Наезд… Крупными буквами надпись: «Американское Библейское Общество, Нью-Йорк»… Вот, оказывается, чье задание он выполняет. Вот куда они прокрались. А бедная Христинка даже не догадывается…
Глава секты театрально падает на колени, истерично…
– Открылась мне истина с приходом брата нашего новоявленного! Бог жаждет веры! Согласен ли ты отдать свою кровь?
Арсен( удивленно). Как кровь?
Глава секты( важно). Палец руки твоей, что ближе к сердцу, под топор должен лечь. Подумай до утра… Если пришел с чистым сердцем – принеси жертву Богу.
Арсен и Христина возвращаются на фоне индустриального пейзажа.
Христина. Мне страшно…
Арсенмолчит.
Оставшись один, глава секты условным стуком вызывает своего агента. Тот возникает, отодвинув доску в стене. Оказывается, он все время вел тайное наблюдение.
Глава секты. Кто такой этот Арсен Загорный?
Агент. Член комитета комсомола. ( Презрительно.) Интеллигент…
Глава секты. А что ему от нас надо? Боюсь, не придет завтра…
Агент( презрительно). Слабак…
Подтверждая свою интеллигентность, Арсен играет в клубе на скрипке. Внимательно слушают его шахтеры, светлеют, добреют их суровые лица.
Музыка перебрасывается на стройку. Сварка, балки, металлические конструкции – все снято лихо, ракурсно, стильно, в духе передовых фильмов своего времени. Зрителю ясно, как музыка Чайковского повышает производительность труда.
Снова клуб. Христина зачарованно слушает Арсена. Она привыкла видеть его с отбойным молотком, а он в свободное от работы время покорил скрипку и сейчас явно покоряет ее сердце.
И вдруг перед ее глазами возникает огромное блестящее лезвие топора! Завтра глава секты этим топором отрубит палец Арсена!
Вдохновенно играет Арсен. Забыл, какое страшное испытание ждет его завтра…
Под взмахи смычка сменяются крупные планы. Глаза Христины… Зловеще блестит лезвие топора.

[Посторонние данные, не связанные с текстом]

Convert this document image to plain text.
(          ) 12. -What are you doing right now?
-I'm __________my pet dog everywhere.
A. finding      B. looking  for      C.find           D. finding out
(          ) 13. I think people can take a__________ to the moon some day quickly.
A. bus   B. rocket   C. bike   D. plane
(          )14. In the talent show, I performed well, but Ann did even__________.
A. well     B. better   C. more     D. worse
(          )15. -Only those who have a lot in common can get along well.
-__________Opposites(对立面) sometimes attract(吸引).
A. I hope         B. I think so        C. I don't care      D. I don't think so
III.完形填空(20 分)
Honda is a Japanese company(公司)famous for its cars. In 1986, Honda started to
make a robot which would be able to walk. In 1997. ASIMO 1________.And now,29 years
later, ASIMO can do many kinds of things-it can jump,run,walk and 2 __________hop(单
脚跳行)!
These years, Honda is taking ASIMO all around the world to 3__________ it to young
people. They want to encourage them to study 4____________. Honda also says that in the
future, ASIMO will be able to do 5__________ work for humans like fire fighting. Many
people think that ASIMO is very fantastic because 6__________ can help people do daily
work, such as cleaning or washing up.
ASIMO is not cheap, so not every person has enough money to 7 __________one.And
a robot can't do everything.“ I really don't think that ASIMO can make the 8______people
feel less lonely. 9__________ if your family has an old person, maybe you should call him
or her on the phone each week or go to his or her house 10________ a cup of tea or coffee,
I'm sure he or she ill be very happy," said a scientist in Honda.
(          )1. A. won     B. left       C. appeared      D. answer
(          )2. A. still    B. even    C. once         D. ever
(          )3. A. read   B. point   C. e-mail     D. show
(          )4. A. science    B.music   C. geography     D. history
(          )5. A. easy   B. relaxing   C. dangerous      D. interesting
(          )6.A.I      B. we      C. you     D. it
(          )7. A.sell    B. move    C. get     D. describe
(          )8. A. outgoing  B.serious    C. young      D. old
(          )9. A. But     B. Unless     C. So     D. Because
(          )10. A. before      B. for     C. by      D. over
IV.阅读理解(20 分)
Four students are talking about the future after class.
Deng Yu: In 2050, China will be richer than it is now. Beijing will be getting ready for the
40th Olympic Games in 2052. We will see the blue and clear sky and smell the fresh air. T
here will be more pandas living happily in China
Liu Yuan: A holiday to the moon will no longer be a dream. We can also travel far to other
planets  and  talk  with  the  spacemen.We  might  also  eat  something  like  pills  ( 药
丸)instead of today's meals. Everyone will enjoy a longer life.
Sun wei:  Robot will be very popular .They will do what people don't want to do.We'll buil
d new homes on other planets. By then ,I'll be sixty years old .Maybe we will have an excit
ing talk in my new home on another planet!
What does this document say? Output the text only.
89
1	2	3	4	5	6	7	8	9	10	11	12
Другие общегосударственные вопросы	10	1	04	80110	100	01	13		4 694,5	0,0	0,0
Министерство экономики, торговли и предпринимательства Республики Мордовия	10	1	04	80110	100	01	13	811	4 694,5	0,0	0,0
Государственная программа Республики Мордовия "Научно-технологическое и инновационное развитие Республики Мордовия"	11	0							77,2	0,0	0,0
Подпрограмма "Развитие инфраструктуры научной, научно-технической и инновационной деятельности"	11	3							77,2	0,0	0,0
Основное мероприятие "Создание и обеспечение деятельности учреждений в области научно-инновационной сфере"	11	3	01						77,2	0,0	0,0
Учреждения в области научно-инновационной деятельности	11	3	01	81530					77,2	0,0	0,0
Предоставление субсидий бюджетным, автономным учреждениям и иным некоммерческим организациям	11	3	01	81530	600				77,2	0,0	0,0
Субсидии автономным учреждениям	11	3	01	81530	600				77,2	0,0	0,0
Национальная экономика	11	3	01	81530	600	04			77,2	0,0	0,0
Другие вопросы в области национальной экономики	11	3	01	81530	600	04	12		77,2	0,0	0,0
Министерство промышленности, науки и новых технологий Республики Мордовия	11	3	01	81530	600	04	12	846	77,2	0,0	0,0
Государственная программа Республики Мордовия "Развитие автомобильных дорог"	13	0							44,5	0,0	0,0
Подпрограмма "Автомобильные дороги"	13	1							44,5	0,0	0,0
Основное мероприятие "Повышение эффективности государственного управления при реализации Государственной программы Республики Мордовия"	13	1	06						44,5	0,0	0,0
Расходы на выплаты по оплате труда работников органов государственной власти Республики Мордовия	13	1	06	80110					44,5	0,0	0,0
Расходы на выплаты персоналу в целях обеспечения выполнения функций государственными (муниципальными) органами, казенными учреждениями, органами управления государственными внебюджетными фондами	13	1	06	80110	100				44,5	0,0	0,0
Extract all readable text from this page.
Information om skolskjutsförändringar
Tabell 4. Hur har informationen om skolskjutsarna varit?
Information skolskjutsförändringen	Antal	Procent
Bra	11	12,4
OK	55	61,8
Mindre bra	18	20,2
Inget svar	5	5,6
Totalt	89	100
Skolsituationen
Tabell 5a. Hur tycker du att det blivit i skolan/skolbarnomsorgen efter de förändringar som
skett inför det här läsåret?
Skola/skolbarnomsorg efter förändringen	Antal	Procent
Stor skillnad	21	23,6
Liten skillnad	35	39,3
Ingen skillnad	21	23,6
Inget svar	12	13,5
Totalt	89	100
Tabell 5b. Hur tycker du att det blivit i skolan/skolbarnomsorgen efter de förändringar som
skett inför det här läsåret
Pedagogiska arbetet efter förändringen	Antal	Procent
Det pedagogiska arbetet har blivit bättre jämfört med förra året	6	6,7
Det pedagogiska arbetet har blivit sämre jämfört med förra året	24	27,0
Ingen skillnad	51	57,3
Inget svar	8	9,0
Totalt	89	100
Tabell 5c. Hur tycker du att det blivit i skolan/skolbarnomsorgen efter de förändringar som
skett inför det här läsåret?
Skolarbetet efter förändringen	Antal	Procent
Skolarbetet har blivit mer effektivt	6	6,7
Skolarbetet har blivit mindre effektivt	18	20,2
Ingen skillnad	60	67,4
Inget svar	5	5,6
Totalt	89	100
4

Огни сварки на ночной стройке добавляют драматизма.
С завтрашнего дня не будет музыки Чайковского… Арсен больше никогда не возьмет в руки скрипку. Перед глазами Христины возникает еще одно зловещее видение: сектанты, стоя на коленях, снова протягивают руки. Но теперь они хотят схватить Арсена, хищно тянутся к нему.
– Я буду просить Бога, чтобы он не требовал от тебя такой жертвы, – шепчет она.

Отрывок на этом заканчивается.